To get to a 1.25 DSCR at these numbers you could only borrow $187,000 at a 6% interest rate with a 30-year amortization.

Find me a deal you can be all into for $187k that rents for $2,000 in Jacksonville and I'll find one of two things. The deal of a lifetime or a deal with incorrect numbers or problems that aren't being addressed. 

If someone is actually doing a BRRR in Jacksonville I would actually love to see it because I just don't see how it can be done without spending a ton on direct marketing costs and then those costs should be added and I'd be curious if it's still an actual BRRR. I genuinely welcome someone to give me a real example with actual numbers showing how I'm wrong and I will fully admit it, but I just don't see how.

Post: How is the Orlando Real Estate market looking right now?

Chris GrenzigPosted
  • Property Manager
  • Orlando, FL
  • Posts 400
  • Votes 248

@Vin Gupta it's definitely not easy, I don't think a 1 bedroom apartment is going to do it.
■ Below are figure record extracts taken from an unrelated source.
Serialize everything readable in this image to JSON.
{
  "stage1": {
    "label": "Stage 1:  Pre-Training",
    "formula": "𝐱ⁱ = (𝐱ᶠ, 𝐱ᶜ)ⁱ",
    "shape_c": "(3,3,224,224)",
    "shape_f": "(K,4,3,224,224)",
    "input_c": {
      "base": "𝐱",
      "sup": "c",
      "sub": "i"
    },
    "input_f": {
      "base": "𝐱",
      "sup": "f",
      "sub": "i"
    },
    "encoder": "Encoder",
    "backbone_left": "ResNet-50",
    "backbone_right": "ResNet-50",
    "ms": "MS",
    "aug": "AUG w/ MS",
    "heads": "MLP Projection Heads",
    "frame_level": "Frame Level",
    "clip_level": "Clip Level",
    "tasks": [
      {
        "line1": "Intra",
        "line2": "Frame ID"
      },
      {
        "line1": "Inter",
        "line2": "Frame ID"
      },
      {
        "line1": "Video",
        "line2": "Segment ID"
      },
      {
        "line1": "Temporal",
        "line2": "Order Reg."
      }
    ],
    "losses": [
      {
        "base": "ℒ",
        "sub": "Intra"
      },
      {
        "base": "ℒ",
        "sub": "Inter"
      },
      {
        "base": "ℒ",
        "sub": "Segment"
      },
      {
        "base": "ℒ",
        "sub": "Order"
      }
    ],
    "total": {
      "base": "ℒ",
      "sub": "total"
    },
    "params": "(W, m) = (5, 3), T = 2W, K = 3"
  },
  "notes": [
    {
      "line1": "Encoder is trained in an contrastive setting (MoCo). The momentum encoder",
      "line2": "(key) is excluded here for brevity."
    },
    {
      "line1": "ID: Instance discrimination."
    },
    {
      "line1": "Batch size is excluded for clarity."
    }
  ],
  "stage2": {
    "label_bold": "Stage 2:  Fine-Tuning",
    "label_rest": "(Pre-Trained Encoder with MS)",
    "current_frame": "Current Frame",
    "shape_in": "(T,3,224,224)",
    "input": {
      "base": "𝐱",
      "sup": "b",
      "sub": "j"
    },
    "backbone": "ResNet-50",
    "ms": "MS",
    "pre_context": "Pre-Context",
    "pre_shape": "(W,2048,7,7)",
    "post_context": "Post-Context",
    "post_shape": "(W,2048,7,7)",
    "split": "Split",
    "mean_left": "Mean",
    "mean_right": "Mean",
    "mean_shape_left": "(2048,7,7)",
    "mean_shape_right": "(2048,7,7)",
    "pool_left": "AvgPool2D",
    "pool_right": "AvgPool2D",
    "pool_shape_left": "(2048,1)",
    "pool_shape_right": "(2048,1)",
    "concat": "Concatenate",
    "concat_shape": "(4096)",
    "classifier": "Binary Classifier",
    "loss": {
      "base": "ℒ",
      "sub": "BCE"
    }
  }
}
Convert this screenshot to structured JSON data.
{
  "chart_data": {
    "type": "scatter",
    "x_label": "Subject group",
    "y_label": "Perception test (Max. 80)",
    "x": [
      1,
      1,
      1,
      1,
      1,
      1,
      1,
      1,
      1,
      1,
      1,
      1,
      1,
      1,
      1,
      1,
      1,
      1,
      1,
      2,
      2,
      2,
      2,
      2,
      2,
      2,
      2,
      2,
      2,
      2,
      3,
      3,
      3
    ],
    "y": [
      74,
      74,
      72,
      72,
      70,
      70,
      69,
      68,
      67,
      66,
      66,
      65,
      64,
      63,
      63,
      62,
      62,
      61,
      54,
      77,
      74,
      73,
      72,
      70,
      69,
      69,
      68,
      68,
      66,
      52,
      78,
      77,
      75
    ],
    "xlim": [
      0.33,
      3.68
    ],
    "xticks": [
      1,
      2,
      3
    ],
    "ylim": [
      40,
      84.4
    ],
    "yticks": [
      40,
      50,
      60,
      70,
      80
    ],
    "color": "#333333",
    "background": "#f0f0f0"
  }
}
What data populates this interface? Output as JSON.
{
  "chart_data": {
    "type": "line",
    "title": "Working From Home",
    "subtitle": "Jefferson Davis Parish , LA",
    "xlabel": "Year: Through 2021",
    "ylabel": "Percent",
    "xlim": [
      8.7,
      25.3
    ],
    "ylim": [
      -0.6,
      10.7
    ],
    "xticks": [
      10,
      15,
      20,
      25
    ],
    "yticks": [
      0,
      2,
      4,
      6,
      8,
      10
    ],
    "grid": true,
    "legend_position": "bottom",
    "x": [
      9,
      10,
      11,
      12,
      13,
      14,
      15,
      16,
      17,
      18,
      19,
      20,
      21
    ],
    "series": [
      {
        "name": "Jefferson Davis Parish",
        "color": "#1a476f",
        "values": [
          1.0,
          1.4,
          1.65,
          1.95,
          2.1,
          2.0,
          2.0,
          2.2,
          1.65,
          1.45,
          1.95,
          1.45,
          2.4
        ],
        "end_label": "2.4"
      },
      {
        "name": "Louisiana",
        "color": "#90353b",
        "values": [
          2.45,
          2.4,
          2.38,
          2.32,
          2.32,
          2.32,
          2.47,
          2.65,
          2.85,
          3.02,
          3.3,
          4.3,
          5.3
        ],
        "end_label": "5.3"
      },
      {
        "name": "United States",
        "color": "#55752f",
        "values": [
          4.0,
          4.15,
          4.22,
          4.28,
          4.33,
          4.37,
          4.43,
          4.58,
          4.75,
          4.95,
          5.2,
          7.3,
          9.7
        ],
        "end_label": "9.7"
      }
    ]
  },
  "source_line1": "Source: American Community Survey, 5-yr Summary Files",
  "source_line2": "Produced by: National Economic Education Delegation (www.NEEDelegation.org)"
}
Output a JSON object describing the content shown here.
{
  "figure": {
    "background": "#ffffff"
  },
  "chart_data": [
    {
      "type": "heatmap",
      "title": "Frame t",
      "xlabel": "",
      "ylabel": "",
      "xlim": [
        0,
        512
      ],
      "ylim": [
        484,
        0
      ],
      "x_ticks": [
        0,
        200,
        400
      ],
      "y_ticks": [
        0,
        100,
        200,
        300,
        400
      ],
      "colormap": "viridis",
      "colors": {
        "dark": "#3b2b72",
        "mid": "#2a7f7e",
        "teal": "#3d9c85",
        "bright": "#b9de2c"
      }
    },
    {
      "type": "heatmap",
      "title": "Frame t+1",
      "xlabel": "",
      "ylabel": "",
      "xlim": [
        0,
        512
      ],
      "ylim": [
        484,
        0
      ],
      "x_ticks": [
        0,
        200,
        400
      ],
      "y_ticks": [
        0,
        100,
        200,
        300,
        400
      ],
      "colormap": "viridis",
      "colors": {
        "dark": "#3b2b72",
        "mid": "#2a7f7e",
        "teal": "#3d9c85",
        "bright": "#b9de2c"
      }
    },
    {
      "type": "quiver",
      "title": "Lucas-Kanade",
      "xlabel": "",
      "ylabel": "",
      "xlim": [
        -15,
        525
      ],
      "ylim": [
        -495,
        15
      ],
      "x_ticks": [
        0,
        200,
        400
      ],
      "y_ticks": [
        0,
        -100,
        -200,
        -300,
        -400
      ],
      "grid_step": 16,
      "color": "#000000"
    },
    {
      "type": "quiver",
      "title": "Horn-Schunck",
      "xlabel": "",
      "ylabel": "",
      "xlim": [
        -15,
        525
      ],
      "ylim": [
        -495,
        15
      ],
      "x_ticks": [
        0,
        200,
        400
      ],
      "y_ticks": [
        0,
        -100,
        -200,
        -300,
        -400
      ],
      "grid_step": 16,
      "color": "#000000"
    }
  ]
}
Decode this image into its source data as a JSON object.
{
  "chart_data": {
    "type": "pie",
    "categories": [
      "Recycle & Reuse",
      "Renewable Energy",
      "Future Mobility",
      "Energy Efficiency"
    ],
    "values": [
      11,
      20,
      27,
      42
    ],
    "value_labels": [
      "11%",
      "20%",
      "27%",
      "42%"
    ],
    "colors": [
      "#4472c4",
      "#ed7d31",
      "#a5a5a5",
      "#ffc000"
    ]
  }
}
I think if you can find a $300k house that's a 3x2 that needs a little bit of work and you can have some small equity built up day 1 that might work.

I would look in the Apopka, Forest City, Longwood, Casselberry, and Winter Springs areas and try to find a house for around $300k, the rent should be $1700-$2,200 and that might cash flow you a little bit. I'm not saying there are hundreds of these houses available, but that might be a better chance than a 1 bedroom apartment near the theme parks. 

You could also try to connect with wholesalers and buy a rehab property with the intent to refinance and rent out. It'll be a bit riskier than buying something already renovated, but if you have the right team and numbers in place you could pick up some more equity on day 1, have less money out of pocket, and have something that produces some cash flow. 

Cash-flowing rentals in Florida right now are tough overall, so you won't pull up places for sale in the greater Orlando area, throw a dart at the metaphorical board, and find a property that easily cash flows. I think we're in a lull or low point for FL rental properties and there are some potential tailwinds in place for the next few years, so if you can find something decent today, I think there's a good shot it performs well in the coming years. The key is finding something that works today, and the potential tailwinds in the future are icing on the cake.